Com o cheiro a morte a determinar o que restou de Alepo, as forças armadas de todas as fações pensam repetir a barbárie em Idlib. onde à sua espera encontrarão, pelo menos, o aguerrido grupo jihadista Frente Fatah al-Sham. É como fugir para uma nova ratoeira, para o cumprimento de um destino sem sentido nem soluções, mas que os senhores da guerra desenham a traço grosso. Mas para as grandes potências, é negócio. Puro.
Idlib ocupa uma área que não está completamente definida
Russos e Americanos precisam muito de marcar posições. E Idlib tem a proximidade da Turquia, como atrativo. No terreno, no meio dos mais ferozes confrontos, há ainda um grupo armado que tem cantado vitória, um coro afinado e violento: o grupo iraniano, talvez o grande vencedor numa batalha de derrotados.
O mais infeliz dos vencidos é o (ainda) presidente Sírio, Bashar al-Assad, que disse, sem sorrir, cantando vitória, que se “fez história” com a “libertação de Alepo”.
Triste história, e tristíssima libertação, soltando-se os mortos dos escombros e os inocentes da falência final da suas tristes vidas. Bombardeamentos, fugas, cercos, feridos, morte, um genocídio – ao mesmo tempo que imperava uma indiferença quase total dos países do mundo. Com uma hipocrisia muito coerente, a Inglaterra saiu à ribalta para por um dedinho inglês no ar, pedir a palavra e afirmar que o Presidente Sírio tem os dias contados. Bashar al-Assad. É aquele senhor alto, acocorado por detrás da força russa. Sem os russos, a oposição armada ainda estaria agora no Leste da maior cidade Síria (essa oposição governava ali desde 2012).
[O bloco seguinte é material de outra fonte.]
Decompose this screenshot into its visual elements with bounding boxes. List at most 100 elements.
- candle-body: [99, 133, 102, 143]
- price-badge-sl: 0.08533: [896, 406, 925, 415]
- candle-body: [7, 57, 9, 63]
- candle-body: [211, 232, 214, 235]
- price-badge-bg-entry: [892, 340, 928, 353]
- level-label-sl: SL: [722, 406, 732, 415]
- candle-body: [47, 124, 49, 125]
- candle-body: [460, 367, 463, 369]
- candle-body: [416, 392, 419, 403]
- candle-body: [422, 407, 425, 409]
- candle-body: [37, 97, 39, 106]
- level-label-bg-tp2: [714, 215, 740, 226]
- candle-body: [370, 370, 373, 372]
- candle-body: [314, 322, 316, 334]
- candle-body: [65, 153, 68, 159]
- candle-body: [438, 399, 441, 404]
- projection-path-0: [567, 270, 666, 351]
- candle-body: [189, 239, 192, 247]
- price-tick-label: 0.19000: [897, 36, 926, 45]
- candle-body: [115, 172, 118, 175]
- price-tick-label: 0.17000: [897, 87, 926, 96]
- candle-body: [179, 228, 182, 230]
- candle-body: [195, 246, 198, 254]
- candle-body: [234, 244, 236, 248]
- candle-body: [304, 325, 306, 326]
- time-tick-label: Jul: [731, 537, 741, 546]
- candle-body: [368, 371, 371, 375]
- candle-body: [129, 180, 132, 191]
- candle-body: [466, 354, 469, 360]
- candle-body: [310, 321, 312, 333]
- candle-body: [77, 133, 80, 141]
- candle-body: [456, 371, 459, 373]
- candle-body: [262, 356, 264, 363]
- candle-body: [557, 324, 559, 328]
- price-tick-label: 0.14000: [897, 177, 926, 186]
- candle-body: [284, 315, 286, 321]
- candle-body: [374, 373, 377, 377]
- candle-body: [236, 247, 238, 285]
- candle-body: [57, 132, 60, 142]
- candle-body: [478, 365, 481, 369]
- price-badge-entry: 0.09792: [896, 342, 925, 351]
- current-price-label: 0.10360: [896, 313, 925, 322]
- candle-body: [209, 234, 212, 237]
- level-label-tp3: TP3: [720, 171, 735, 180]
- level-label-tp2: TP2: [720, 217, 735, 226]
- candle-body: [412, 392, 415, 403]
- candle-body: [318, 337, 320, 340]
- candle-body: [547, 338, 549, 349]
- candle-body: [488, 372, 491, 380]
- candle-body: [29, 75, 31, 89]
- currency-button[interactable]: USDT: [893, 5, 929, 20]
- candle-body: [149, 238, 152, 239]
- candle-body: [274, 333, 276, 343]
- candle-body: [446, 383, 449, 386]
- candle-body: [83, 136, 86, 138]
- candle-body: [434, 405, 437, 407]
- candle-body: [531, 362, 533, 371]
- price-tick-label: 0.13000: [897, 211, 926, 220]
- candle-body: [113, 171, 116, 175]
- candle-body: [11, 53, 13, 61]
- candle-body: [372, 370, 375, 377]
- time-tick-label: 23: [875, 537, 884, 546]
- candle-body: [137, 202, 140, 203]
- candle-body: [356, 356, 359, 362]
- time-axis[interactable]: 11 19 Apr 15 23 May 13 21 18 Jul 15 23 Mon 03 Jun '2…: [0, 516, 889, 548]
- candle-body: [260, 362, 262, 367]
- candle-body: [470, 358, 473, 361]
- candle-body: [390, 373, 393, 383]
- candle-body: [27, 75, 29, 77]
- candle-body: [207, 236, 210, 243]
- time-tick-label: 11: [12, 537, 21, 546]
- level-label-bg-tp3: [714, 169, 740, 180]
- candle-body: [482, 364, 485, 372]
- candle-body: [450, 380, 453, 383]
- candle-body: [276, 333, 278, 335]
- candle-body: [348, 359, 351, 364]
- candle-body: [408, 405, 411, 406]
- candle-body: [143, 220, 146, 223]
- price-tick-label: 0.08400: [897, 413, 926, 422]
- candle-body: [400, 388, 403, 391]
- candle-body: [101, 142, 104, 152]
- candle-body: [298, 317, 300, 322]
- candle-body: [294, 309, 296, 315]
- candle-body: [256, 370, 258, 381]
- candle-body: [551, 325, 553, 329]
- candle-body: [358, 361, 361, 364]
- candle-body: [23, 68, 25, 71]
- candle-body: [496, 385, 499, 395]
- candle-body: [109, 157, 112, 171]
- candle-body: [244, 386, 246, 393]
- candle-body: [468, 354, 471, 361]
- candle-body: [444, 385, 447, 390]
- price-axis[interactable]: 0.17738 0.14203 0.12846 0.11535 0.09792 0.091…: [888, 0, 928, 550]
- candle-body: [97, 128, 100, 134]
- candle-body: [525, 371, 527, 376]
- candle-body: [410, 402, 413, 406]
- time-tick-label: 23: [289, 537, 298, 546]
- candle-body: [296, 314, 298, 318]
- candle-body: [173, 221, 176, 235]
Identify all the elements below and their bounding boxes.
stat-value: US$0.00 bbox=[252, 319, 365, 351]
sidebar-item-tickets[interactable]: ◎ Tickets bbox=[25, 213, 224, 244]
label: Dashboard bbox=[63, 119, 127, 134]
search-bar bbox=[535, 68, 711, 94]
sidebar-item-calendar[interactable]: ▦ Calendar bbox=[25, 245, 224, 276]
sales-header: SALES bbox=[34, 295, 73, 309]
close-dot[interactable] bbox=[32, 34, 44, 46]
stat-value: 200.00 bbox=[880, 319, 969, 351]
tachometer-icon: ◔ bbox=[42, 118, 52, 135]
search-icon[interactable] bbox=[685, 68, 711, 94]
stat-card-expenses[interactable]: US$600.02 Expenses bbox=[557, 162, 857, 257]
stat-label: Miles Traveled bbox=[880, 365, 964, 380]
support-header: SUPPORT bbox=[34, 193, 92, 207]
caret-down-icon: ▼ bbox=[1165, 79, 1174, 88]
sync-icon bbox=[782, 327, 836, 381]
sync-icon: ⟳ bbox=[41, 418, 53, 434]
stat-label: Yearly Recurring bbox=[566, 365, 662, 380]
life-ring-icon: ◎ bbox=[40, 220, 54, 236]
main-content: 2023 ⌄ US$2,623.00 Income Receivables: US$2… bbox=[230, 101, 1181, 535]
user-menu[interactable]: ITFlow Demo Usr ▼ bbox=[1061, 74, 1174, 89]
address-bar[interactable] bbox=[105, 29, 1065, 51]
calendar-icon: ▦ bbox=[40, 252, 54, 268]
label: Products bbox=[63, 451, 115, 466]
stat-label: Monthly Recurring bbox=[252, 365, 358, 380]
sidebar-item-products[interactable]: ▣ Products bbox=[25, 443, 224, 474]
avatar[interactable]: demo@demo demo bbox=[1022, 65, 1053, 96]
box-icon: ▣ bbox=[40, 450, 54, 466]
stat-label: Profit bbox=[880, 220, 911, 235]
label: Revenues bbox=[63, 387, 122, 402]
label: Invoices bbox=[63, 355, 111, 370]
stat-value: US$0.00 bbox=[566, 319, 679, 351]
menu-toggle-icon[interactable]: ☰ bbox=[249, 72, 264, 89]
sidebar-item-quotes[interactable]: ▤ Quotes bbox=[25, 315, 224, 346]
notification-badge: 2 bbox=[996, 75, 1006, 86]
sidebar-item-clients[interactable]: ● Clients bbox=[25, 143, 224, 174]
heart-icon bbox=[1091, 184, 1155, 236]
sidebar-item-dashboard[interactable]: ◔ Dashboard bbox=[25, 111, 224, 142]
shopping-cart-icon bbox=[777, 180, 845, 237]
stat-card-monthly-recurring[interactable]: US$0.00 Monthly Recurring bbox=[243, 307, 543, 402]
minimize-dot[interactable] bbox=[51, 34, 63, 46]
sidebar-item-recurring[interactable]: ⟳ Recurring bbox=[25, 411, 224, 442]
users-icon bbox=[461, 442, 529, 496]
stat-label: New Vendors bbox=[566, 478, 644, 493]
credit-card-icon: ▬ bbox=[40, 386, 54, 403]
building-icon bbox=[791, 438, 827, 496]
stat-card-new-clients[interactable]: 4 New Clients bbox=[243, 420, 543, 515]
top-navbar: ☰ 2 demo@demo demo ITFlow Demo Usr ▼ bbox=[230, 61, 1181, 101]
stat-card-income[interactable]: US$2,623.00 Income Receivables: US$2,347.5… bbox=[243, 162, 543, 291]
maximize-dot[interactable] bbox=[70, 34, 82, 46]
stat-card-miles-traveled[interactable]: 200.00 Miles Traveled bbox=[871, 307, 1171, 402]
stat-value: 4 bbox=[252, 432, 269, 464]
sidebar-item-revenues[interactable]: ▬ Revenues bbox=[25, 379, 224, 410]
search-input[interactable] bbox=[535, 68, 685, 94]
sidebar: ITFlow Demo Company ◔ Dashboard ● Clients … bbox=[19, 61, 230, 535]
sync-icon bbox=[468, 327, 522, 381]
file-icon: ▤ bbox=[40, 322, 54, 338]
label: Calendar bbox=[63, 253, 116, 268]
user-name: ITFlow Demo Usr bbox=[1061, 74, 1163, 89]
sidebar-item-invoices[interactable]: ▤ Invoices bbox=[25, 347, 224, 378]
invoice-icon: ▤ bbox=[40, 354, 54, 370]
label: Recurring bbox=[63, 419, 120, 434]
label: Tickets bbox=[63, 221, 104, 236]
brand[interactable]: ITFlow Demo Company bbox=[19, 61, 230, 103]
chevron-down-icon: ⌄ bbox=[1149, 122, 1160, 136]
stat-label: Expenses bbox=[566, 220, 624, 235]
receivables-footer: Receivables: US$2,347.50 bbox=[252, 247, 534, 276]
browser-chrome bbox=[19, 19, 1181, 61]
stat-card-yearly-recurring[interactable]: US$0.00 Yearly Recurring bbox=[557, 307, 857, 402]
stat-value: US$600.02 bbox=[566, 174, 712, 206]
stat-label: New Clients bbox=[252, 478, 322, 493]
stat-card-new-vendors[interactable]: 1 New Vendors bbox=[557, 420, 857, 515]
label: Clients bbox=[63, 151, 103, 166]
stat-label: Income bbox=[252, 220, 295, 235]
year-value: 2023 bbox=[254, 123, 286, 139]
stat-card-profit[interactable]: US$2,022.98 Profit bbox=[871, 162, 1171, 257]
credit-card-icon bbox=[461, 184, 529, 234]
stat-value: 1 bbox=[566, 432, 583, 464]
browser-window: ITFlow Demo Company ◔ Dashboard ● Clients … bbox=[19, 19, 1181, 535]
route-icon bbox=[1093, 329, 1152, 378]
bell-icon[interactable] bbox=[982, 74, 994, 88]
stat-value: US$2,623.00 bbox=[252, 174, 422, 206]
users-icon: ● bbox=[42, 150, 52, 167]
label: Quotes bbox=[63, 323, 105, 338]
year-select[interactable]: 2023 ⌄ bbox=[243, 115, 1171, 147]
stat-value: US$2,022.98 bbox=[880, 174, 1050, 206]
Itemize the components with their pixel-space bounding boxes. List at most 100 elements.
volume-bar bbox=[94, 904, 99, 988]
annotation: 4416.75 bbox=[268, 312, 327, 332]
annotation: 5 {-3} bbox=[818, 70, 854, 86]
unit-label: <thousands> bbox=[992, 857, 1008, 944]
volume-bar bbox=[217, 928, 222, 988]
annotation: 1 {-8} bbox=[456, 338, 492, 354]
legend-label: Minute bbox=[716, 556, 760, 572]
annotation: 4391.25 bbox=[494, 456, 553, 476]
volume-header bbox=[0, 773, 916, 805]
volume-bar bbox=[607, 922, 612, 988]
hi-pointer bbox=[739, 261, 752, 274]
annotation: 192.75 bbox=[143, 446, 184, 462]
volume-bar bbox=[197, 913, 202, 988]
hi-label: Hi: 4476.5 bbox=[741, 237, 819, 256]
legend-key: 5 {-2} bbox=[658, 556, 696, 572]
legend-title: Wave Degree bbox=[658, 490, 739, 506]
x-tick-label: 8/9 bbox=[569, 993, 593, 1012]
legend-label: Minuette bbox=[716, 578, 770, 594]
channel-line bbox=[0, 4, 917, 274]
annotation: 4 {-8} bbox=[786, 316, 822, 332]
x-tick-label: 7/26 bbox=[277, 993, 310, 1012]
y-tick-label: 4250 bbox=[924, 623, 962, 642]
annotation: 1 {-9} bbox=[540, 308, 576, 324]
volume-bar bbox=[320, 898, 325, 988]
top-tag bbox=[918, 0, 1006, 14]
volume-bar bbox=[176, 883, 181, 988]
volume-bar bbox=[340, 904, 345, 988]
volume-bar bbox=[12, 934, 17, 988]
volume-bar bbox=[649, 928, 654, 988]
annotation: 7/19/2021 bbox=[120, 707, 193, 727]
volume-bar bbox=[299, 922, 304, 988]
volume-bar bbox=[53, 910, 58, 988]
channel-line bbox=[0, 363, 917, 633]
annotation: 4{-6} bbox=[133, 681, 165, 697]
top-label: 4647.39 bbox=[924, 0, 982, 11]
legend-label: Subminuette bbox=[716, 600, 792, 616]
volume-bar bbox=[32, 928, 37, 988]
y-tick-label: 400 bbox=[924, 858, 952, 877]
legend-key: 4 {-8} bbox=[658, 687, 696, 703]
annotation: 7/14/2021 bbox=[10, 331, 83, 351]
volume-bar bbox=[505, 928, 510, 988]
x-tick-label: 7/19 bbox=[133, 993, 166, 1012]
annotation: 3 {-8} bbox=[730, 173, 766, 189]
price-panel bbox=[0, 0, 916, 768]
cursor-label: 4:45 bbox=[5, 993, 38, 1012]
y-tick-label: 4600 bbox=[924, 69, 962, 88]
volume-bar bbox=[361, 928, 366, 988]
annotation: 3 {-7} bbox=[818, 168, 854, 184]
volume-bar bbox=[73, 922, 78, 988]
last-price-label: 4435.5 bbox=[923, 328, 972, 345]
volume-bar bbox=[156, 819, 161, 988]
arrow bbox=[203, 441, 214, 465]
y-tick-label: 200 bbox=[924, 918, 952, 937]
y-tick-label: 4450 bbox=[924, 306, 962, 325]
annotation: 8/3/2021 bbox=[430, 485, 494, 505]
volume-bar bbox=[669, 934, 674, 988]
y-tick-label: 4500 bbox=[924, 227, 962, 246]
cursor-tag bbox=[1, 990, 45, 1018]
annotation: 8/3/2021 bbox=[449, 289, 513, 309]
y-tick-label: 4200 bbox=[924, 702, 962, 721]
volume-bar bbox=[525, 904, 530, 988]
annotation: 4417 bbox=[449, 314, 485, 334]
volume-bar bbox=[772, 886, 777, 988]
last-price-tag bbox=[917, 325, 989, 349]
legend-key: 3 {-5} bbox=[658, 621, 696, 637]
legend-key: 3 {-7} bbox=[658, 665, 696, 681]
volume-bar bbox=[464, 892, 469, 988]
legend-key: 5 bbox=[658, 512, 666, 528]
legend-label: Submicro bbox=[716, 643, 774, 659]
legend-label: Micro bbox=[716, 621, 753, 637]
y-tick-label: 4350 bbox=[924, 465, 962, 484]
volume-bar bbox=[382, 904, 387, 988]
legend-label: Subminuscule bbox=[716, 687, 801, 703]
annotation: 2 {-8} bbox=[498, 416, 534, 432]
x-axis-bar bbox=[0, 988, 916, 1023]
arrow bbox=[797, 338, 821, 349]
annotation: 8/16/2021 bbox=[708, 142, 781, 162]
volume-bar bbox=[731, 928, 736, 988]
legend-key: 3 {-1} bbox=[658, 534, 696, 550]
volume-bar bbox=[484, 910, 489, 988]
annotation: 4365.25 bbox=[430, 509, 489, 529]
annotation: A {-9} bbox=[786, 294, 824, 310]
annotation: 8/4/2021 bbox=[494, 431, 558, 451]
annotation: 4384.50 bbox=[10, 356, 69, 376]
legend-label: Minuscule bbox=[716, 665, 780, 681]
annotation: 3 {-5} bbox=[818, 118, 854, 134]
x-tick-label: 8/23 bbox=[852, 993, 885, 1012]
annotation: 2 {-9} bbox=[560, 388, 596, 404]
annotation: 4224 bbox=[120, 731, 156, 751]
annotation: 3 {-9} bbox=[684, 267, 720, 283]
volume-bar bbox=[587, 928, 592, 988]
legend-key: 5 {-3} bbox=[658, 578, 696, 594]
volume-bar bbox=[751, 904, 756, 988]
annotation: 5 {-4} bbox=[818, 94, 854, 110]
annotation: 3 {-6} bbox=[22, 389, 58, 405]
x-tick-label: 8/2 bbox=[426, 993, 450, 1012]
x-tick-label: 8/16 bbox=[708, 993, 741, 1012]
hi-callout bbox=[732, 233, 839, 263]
A história feita pela libertação de Alepo é a dos mortos, dos estropiados, dos escudos humanos e dos raptos, das violações, da desumanidade, da coluna de refugiados que, de armas apontadas à cabeça, rumaram para noroeste para viver uma nova etapa da batalha numa outra antecâmara de morte anunciada.
A Síria é um dos pontos onde converge a vergonha humana deste martirizado século XXI.
Na conta da presidência síria no Twitter – sim, que apesar da Guerra há privilégios que se mantêm e se usufruem – o presidente Assad sorri e, num vídeo repugnante, aparece a dizer que “com a libertação de Alepo, a situação mudou, não apenas para a Síria, nem só na região, mas para todo o mundo”.
Esta libertação é, no entanto, um triunfo da morte
Vai longe a origem do conflito (os protestos de jovens em 2011, na primavera árabe, que foram reprimidos brutalmente desencadeando uma bola de neve fatal). Todos os interesses do Médio Oriente convergiram então para o conflito. E os interesses americanos e russos acorreram para ganhar com o conflito.
Grupos de alta marginalidade, com interesses económicos bem definidos, encobertos por finos véus de vocabulário religioso, viram ali a sua grande oportunidade. E, ao contrário do que Assad quer fazer crer, nada disto acabou ainda.
É tristemente ridículo notar que depois de milhares de mortos, o primeiro comboio de evacuação de civis do Leste de Alepo saiu da cidade, transportando, no total, 951 pessoas (mulheres, crianças e feridos). Entre os que foram retirados estão 200 combatentes rebeldes e pelo menos 26 crianças (fonte: Reuters).
Em Alepo ficou a vergonha de todos nós.